Aside from using Wikipedia as a starting point for research, I’ve only had a couple of editing encounters with the website. The first was sometime during my Sophomore year in high school when my Art History class had taken a trip to the library to do research for a project. A friend next to me was researching Cubism, and had come across the Wikipedia page on Pablo Picasso. A few minutes later, he told me to visit the same page and check out the list of his children – “Lee Hale” appeared right beneath Paloma. I’m not sure how long Lee remained as part of the Picasso family, but I know that it was up for at least a couple of days.

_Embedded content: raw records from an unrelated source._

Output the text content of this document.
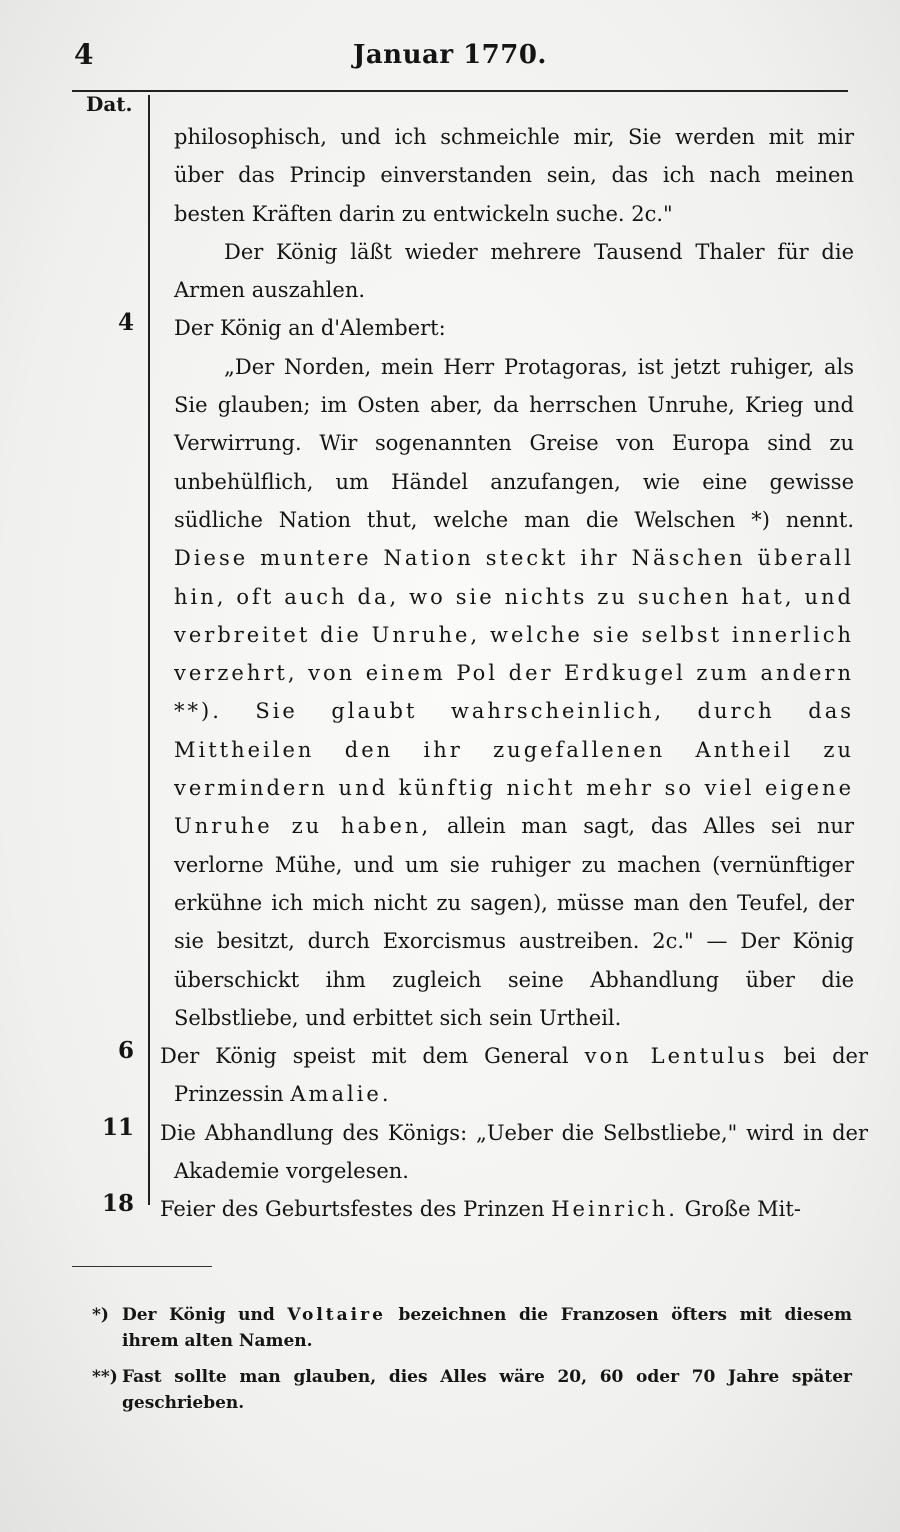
4	Januar 1770.
Dat.
philosophisch, und ich schmeichle mir, Sie werden mit mir über das Princip einverstanden sein, das ich nach meinen besten Kräften darin zu entwickeln suche. 2c."
Der König läßt wieder mehrere Tausend Thaler für die Armen auszahlen.
4 Der König an d'Alembert:
„Der Norden, mein Herr Protagoras, ist jetzt ruhiger, als Sie glauben; im Osten aber, da herrschen Unruhe, Krieg und Verwirrung. Wir sogenannten Greise von Europa sind zu unbehülflich, um Händel anzufangen, wie eine gewisse südliche Nation thut, welche man die Welschen *) nennt. Diese muntere Nation steckt ihr Näschen überall hin, oft auch da, wo sie nichts zu suchen hat, und verbreitet die Unruhe, welche sie selbst innerlich verzehrt, von einem Pol der Erdkugel zum andern **). Sie glaubt wahrscheinlich, durch das Mittheilen den ihr zugefallenen Antheil zu vermindern und künftig nicht mehr so viel eigene Unruhe zu haben, allein man sagt, das Alles sei nur verlorne Mühe, und um sie ruhiger zu machen (vernünftiger erkühne ich mich nicht zu sagen), müsse man den Teufel, der sie besitzt, durch Exorcismus austreiben. 2c." — Der König überschickt ihm zugleich seine Abhandlung über die Selbstliebe, und erbittet sich sein Urtheil.
6 Der König speist mit dem General von Lentulus bei der Prinzessin Amalie.
11 Die Abhandlung des Königs: „Ueber die Selbstliebe," wird in der Akademie vorgelesen.
18 Feier des Geburtsfestes des Prinzen Heinrich. Große Mit-
*) Der König und Voltaire bezeichnen die Franzosen öfters mit diesem ihrem alten Namen.
**) Fast sollte man glauben, dies Alles wäre 20, 60 oder 70 Jahre später geschrieben.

Andrew Lih’s lecture, as well as my personal experience with Wikipedia, demonstrate how far Wikipedia has come. I thought that the few key features mentioned by Lih that are necessary for Wikipedia to work were interesting – small simple tasks, large diverse groups, design for selfishness, and result aggregation. In a class last year, we were assigned the task of creating a Wikipedia page. After a few hours of attempting to fulfill Wikipedia’s criteria for a new entry, I tried submitting my page, and was denied. I thought of my experience when Lih talked about how most editing on Wikipedia is done at a small scale, and was not surprised to hear that. Editing typos on Wikipedia isn’t too difficult, but creating a new page is a different story. My attempt made me realize that Wikipedia has high standards of what is posted on their site, at least when creating an entirely new page.
I really liked the diagram that Lih created to define different types of bloggers and journalists. I thought that categorizing bloggers as either Non-commercial and Commercial, as well as Amateur or Professional drew clear distinctions between the different types of bloggers. I think it’s also interesting to considering the different levels of professionalism. Lih defined professional standards as abiding by journalistic terms – being accurate, fair, and treating your content as trying to find the truth. He gave the example of the New York Times as professional, as well as Wikipedia.
I’m curious how Lih would categorize our class as bloggers. I think that most of us intend to be accurate and fair with our writing, and try and convey the truth. Many of us cite reliable, verifiable sources. Does this make each of us a professional blogger? Do we fall into the same category as Wikipedia, being Non-commercial and also professional? If we’re considered professional, should we be considered journalists? From Lih’s diagram, it seems like being professional is more important than being commercial. He placed Fox News in the Amateur/Commercial category. If they do not work up to the qualities that they advertise, should they no longer be considered journalists, even though they have many followers?